By Mark Rosman
Staff Writer
MANALAPAN – The Manalapan Transportation Committee has declined to make a recommendation on an applicant’s plan to establish a crematorium on the grounds of the Old Tennent Presbyterian Church, Tennent Road, until it receives additional information about the potential number of vehicles associated with the project.
Representatives of the Old Tennent Cemetery Association appeared before the committee on April 6 to discuss the planned conversion of an existing building on the church property into a crematorium that would contain two retorts (cremation chambers). The plan calls for a 1,300-square-foot addition to the existing building.
The applicant is seeking permission from state agencies to conduct up to 600 cremations per year, according to attorney Edward Liston, who appeared on behalf of the cemetery association.
Liston said the application is pending before the New Jersey Cemetery Board, the state Department of Environmental Protection and the Manalapan Planning Board. He said construction on the crematorium will only begin if approval is granted by all three boards.
“Old Tennent (church), because of its age and because it is running out of burial space has chosen to make this application, at considerable expense,” Liston said.
The current application for the crematorium mirrors one that came before municipal officials several years ago, but on which no decision was rendered. The applicant withdrew the plan after many issues regarding the facility were raised by the Manalapan Environmental Commission.
When the application came before the Manalapan Planning Board, the board members said they would not hear the application until the environmental commission’s concerns had been addressed.

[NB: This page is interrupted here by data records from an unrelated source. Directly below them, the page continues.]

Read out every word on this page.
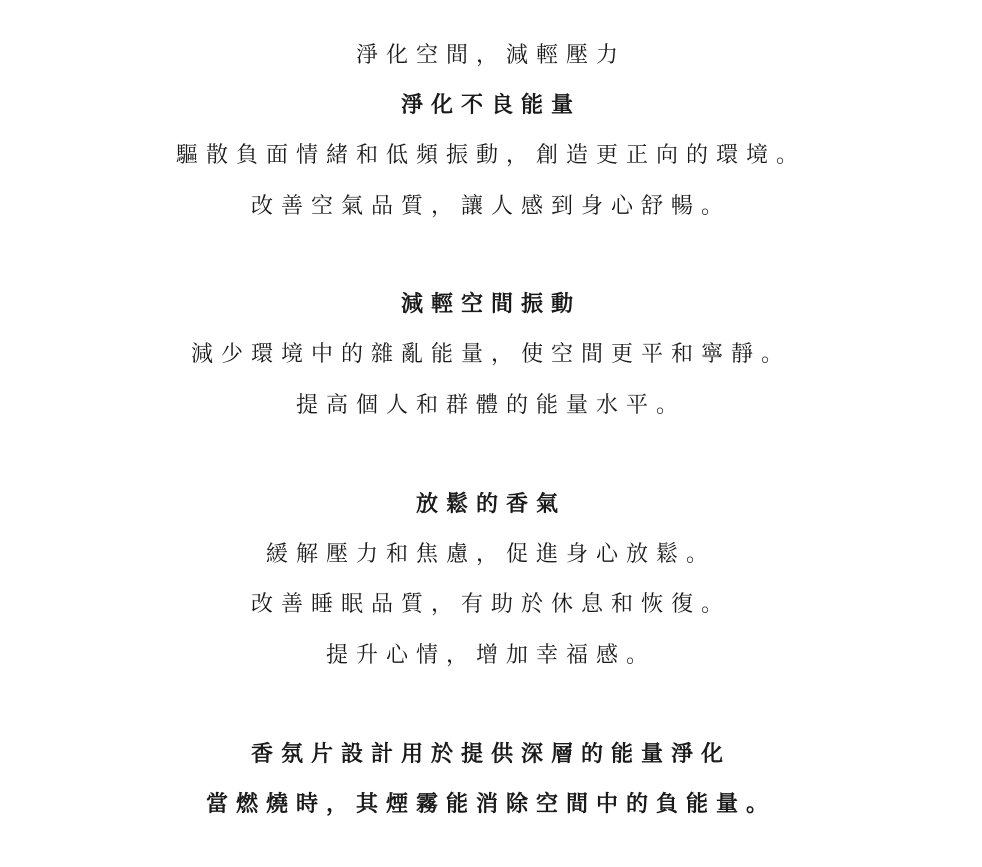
淨化空間，減輕壓力
淨化不良能量
驅散負面情緒和低頻振動，創造更正向的環境。
改善空氣品質，讓人感到身心舒暢。
減輕空間振動
減少環境中的雜亂能量，使空間更平和寧靜。
提高個人和群體的能量水平。
放鬆的香氣
緩解壓力和焦慮，促進身心放鬆。
改善睡眠品質，有助於休息和恢復。
提升心情，增加幸福感。
香氛片設計用於提供深層的能量淨化
當燃燒時，其煙霧能消除空間中的負能量。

The cemetery association’s application is expected to come before the environmental commission on May 9. That meeting will be open to the public.
At the transportation committee hearing, members of the panel and the public heard testimony from traffic engineer Frank Miskovich and Robert McGirr, the owner of the Clayton and McGirr Funeral Home, Freehold Township.
Miskovich said in general, cremations would not occur during peak traffic hours on Tennent Road, which he defined as being between 7-9 a.m. and 4-6 p.m. on weekdays. He said a typical cremation would involve a vehicle bringing an individual’s remains to the location and leaving the site following the cremation.
In terms of adding vehicles on Tennent Road, Liston told the transportation committee, “What you have to understand is that what we are adding is a grain of sand on a beach. It is miniscule.”
McGirr, who has owned his funeral home since 1978, said the number of cremations taking place on an annual basis has increased over the years and now accounts for between 35 percent and 40 percent of the disposition of remains. He estimated that in 2 percent to 3 percent of cremations, some family members accompany the body to the crematory.
McGirr made the point that as the number of cremations has increased, there are fewer interments and therefore fewer funeral processions to cemeteries.
Transportation committee member Barry Jacobson asked if some religious faiths are more likely to have a procession or family members accompany a body to a crematory and McGirr said that does occur in the Hindu faith.
“Is it (a procession) a possibility? Yes. Would I think it is the norm? No. My experience is that the majority in our area is that 98 percent of cremations do not have a procession to the cemetery,” McGirr said.
Processions by members of the Hindu faith was a point of interest for Glenn Cohen, the president of Stop the Manalapan Crematorium Inc. Cohen questioned the statements made by Miskovich and McGirr that the crematorium would not bring about a significant increase in vehicles on Tennent Road.
“We strongly disagree with the traffic claims. We have a growing population of people of the Hindu faith,” Cohen said. “It is not the grains of sand the applicant claims. It could be a lot of something. I have trouble believing the cemetery association will go into this not looking to make money or to lose money. Cemeteries are worried about their finances.”
Bernie Frojmovich, a representative of the Manalapan Strong citizens group and a Democratic candidate for Township Committee, said the onus is on the applicant to provide more specific information regarding the number of vehicles that would be added to Tennent Road if a crematorium is permitted to operate on the Old Tennent church property.
Transportation committee member Andy Pisani said the applicant’s representatives were “obviously providing traffic numbers favorable to its application.”
Committee Chairman Maurice Byan said the panel would need more information from the applicant about the impact of the crematorium on Tennent Road before it could offer a recommendation about the application to other municipal bodies.